Day 29 of the Apocalypse, Ground Zero, Gerton, NC pop. 231

hurricane fatigue

Last night, I dreamt that tall trees with no branches kept falling on our roof.

Eventually I realized that the trees were instead poles for power lines. Helicopters were carrying them over our house, and dropping them on our roof.

In my dream, there were a few trees that remained standing in our yard. They each had huge gashes in them, where water had stolen their wood. The gashes were so deep, it seemed like the trees would topple over should the wind pick up.

Then the scene shifts, and Jeff and I are trying to escape, but all of the roads have turned into rivers, and the water is muddy, dark and deep. We are wading through the darkness, chest deep. Breathless. Trying to keep ahead of the momentum of the water. Pushing through it is exhausting.

By the time we reach town we are soaked. We try to check into a hotel to get warm, and dry our clothes, but we have no money on us. The woman at reception says she will take just my credit card number instead of a physical card, but I can’t remember how to operate my phone to look up the number. I know my brain had done this process hundreds of times, but I can’t retrieve the information.

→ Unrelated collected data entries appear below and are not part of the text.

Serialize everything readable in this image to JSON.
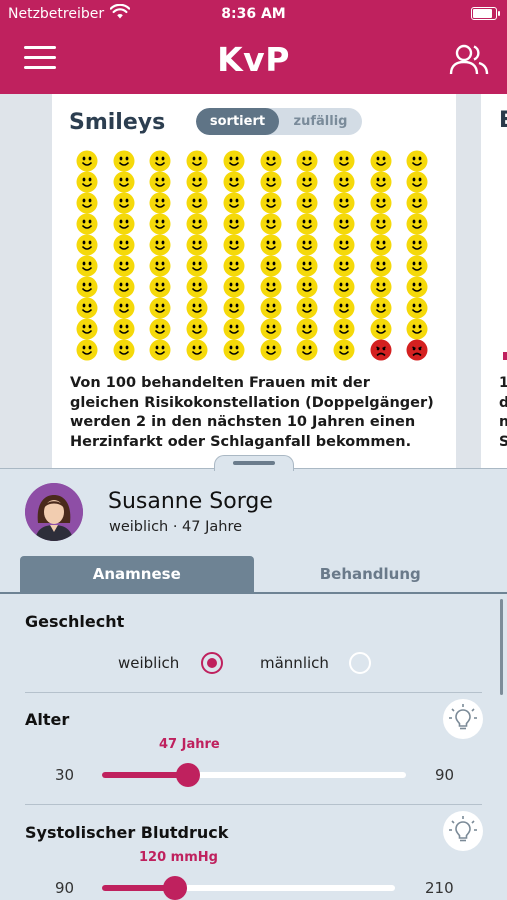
{
  "status_bar": {
    "carrier": "Netzbetreiber",
    "time": "8:36 AM",
    "icons": [
      "wifi-icon",
      "battery-icon"
    ]
  },
  "nav": {
    "title": "KvP",
    "menu_icon": "hamburger-icon",
    "users_icon": "users-icon"
  },
  "card": {
    "title": "Smileys",
    "toggle": {
      "options": [
        "sortiert",
        "zufällig"
      ],
      "selected": "sortiert"
    },
    "smileys": {
      "total": 100,
      "columns": 10,
      "sad_count": 2,
      "happy_color": "#f5d90a",
      "sad_color": "#d42020"
    },
    "text": "Von 100 behandelten Frauen mit der gleichen Risikokonstellation (Doppelgänger) werden 2 in den nächsten 10 Jahren einen Herzinfarkt oder Schlaganfall bekommen."
  },
  "next_card_peek": {
    "title": "E",
    "text_lines": [
      "1",
      "d",
      "n",
      "S"
    ]
  },
  "patient": {
    "name": "Susanne Sorge",
    "info": "weiblich · 47 Jahre",
    "avatar_icon": "avatar-woman-icon"
  },
  "tabs": [
    {
      "label": "Anamnese",
      "active": true
    },
    {
      "label": "Behandlung",
      "active": false
    }
  ],
  "form": {
    "gender": {
      "label": "Geschlecht",
      "options": [
        "weiblich",
        "männlich"
      ],
      "selected": "weiblich"
    },
    "age": {
      "label": "Alter",
      "value_label": "47 Jahre",
      "value": 47,
      "min": 30,
      "max": 90,
      "hint_icon": "lightbulb-icon"
    },
    "bp": {
      "label": "Systolischer Blutdruck",
      "value_label": "120 mmHg",
      "value": 120,
      "min": 90,
      "max": 210,
      "hint_icon": "lightbulb-icon"
    }
  },
  "colors": {
    "brand": "#bf215e",
    "tab_active": "#6e8394",
    "sheet_bg": "#dce5ed"
  }
}
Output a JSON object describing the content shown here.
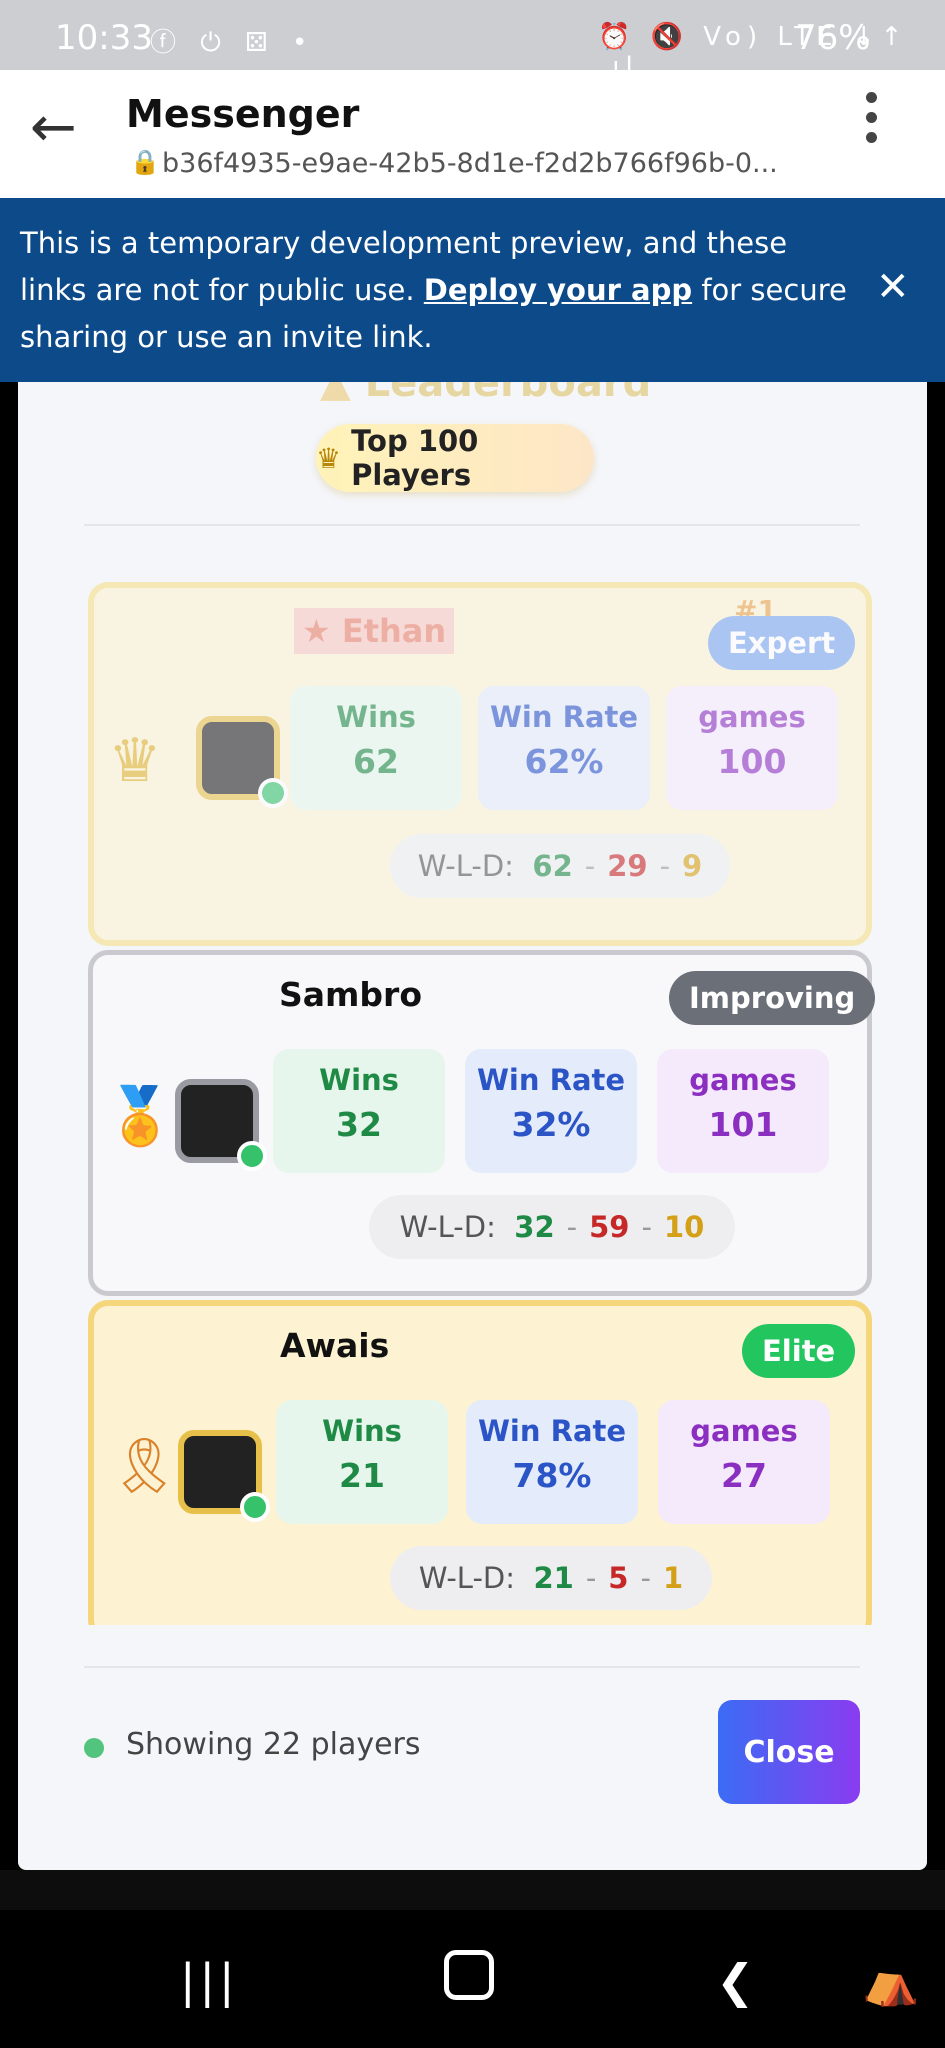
{
  "status_bar": {
    "time": "10:33",
    "icons_left": "ⓕ ⏻ ⚄ •",
    "icons_right": "⏰ 🔇 Vo) LTE ↓↑ .ıl",
    "battery": "76%"
  },
  "browser": {
    "title": "Messenger",
    "url": "b36f4935-e9ae-42b5-8d1e-f2d2b766f96b-0..."
  },
  "banner": {
    "text_before": "This is a temporary development preview, and these links are not for public use.",
    "link": "Deploy your app",
    "text_after": "for secure sharing or use an invite link."
  },
  "modal": {
    "title": "Leaderboard",
    "pill": "Top 100 Players",
    "stat_labels": {
      "wins": "Wins",
      "rate": "Win Rate",
      "games": "games"
    },
    "wld_label": "W-L-D:",
    "players": [
      {
        "name": "Ethan",
        "rank": "#1",
        "badge": "Expert",
        "wins": "62",
        "rate": "62%",
        "games": "100",
        "w": "62",
        "l": "29",
        "d": "9"
      },
      {
        "name": "Sambro",
        "badge": "Improving",
        "wins": "32",
        "rate": "32%",
        "games": "101",
        "w": "32",
        "l": "59",
        "d": "10"
      },
      {
        "name": "Awais",
        "badge": "Elite",
        "wins": "21",
        "rate": "78%",
        "games": "27",
        "w": "21",
        "l": "5",
        "d": "1"
      }
    ],
    "footer_status": "Showing 22 players",
    "close_label": "Close"
  },
  "colors": {
    "banner": "#0c4a8a",
    "expert": "#7ba6f0",
    "improving": "#6b6f78",
    "elite": "#22c55e"
  }
}
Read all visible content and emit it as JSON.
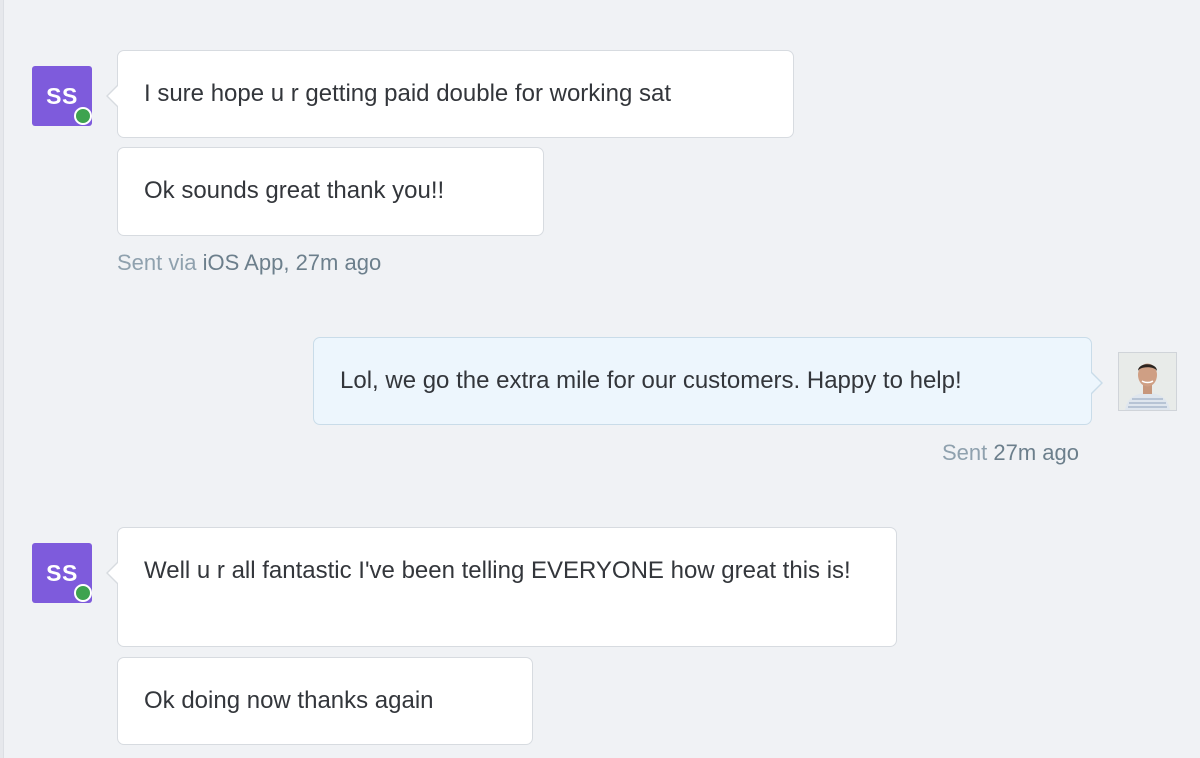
{
  "conversation": {
    "messages": [
      {
        "text": "I sure hope u r getting paid double for working sat",
        "author_initials": "SS"
      },
      {
        "text": "Ok sounds great thank you!!"
      },
      {
        "text": "Lol, we go the extra mile for our customers. Happy to help!"
      },
      {
        "text": "Well u r all fantastic I've been telling EVERYONE how great this is!",
        "author_initials": "SS"
      },
      {
        "text": "Ok doing now thanks again"
      }
    ],
    "customer_meta": {
      "prefix": "Sent via ",
      "source": "iOS App",
      "separator": ", ",
      "time": "27m ago"
    },
    "agent_meta": {
      "prefix": "Sent ",
      "time": "27m ago"
    }
  },
  "colors": {
    "background": "#f0f2f5",
    "customer_avatar": "#7e5bdc",
    "online_status": "#3ea34f",
    "agent_bubble": "#edf6fd",
    "customer_bubble": "#ffffff",
    "meta_text": "#8fa1ae"
  },
  "icons": {
    "online_indicator": "online-status-dot",
    "agent_avatar": "agent-photo"
  }
}
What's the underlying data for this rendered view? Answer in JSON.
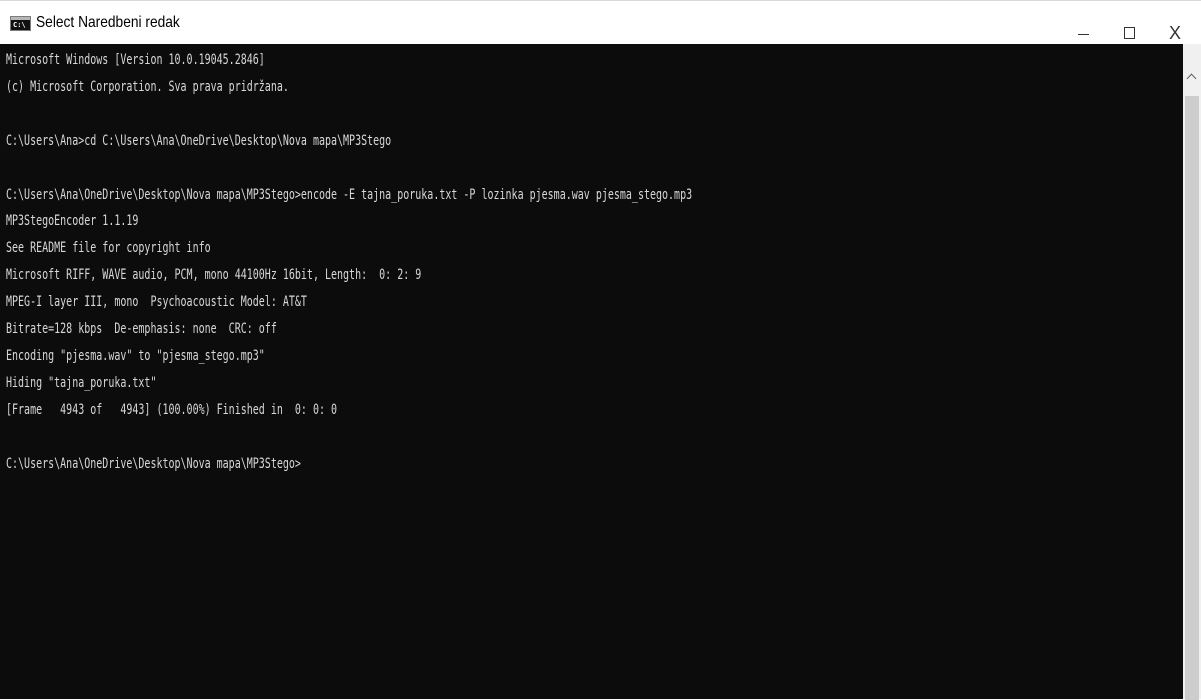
{
  "window": {
    "title": "Select Naredbeni redak",
    "icon_label": "C:\\",
    "icon": "cmd-icon",
    "close_glyph": "X"
  },
  "console": {
    "text_color": "#d8d8d8",
    "background": "#0c0c0c",
    "lines": [
      "Microsoft Windows [Version 10.0.19045.2846]",
      "(c) Microsoft Corporation. Sva prava pridržana.",
      "",
      "C:\\Users\\Ana>cd C:\\Users\\Ana\\OneDrive\\Desktop\\Nova mapa\\MP3Stego",
      "",
      "C:\\Users\\Ana\\OneDrive\\Desktop\\Nova mapa\\MP3Stego>encode -E tajna_poruka.txt -P lozinka pjesma.wav pjesma_stego.mp3",
      "MP3StegoEncoder 1.1.19",
      "See README file for copyright info",
      "Microsoft RIFF, WAVE audio, PCM, mono 44100Hz 16bit, Length:  0: 2: 9",
      "MPEG-I layer III, mono  Psychoacoustic Model: AT&T",
      "Bitrate=128 kbps  De-emphasis: none  CRC: off",
      "Encoding \"pjesma.wav\" to \"pjesma_stego.mp3\"",
      "Hiding \"tajna_poruka.txt\"",
      "[Frame   4943 of   4943] (100.00%) Finished in  0: 0: 0",
      "",
      "C:\\Users\\Ana\\OneDrive\\Desktop\\Nova mapa\\MP3Stego>"
    ]
  }
}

These are the types of dreams I still have every night, nearly a month after the hurricane. Trees. Water. Can’t escape. No access to resources. Can’t think. Everything feels overwhelming.

In my dreams, as well as in the day-to-day, there is no pushing through. That doesn’t work.

I am writing my way through the apocalypse. This is my coping mechanism. If I can make sense of what happened through words, then maybe, eventually, my heart and body will be able to heal.

Maybe eventually I will dream of something else.

I know my body is still having a trauma response. We’ve been at the beach for four days. I’m sleeping 10 hours a night, plus taking a nap every afternoon, and I’m still exhausted.

Maybe eventually I will have slept enough.

There is no right way to dream. No right way to rest. No right way to move through this.

There is only what our bodies and minds are doing, and our willingness to submit to what is needed in each moment.

This is how maybe, eventually we will heal.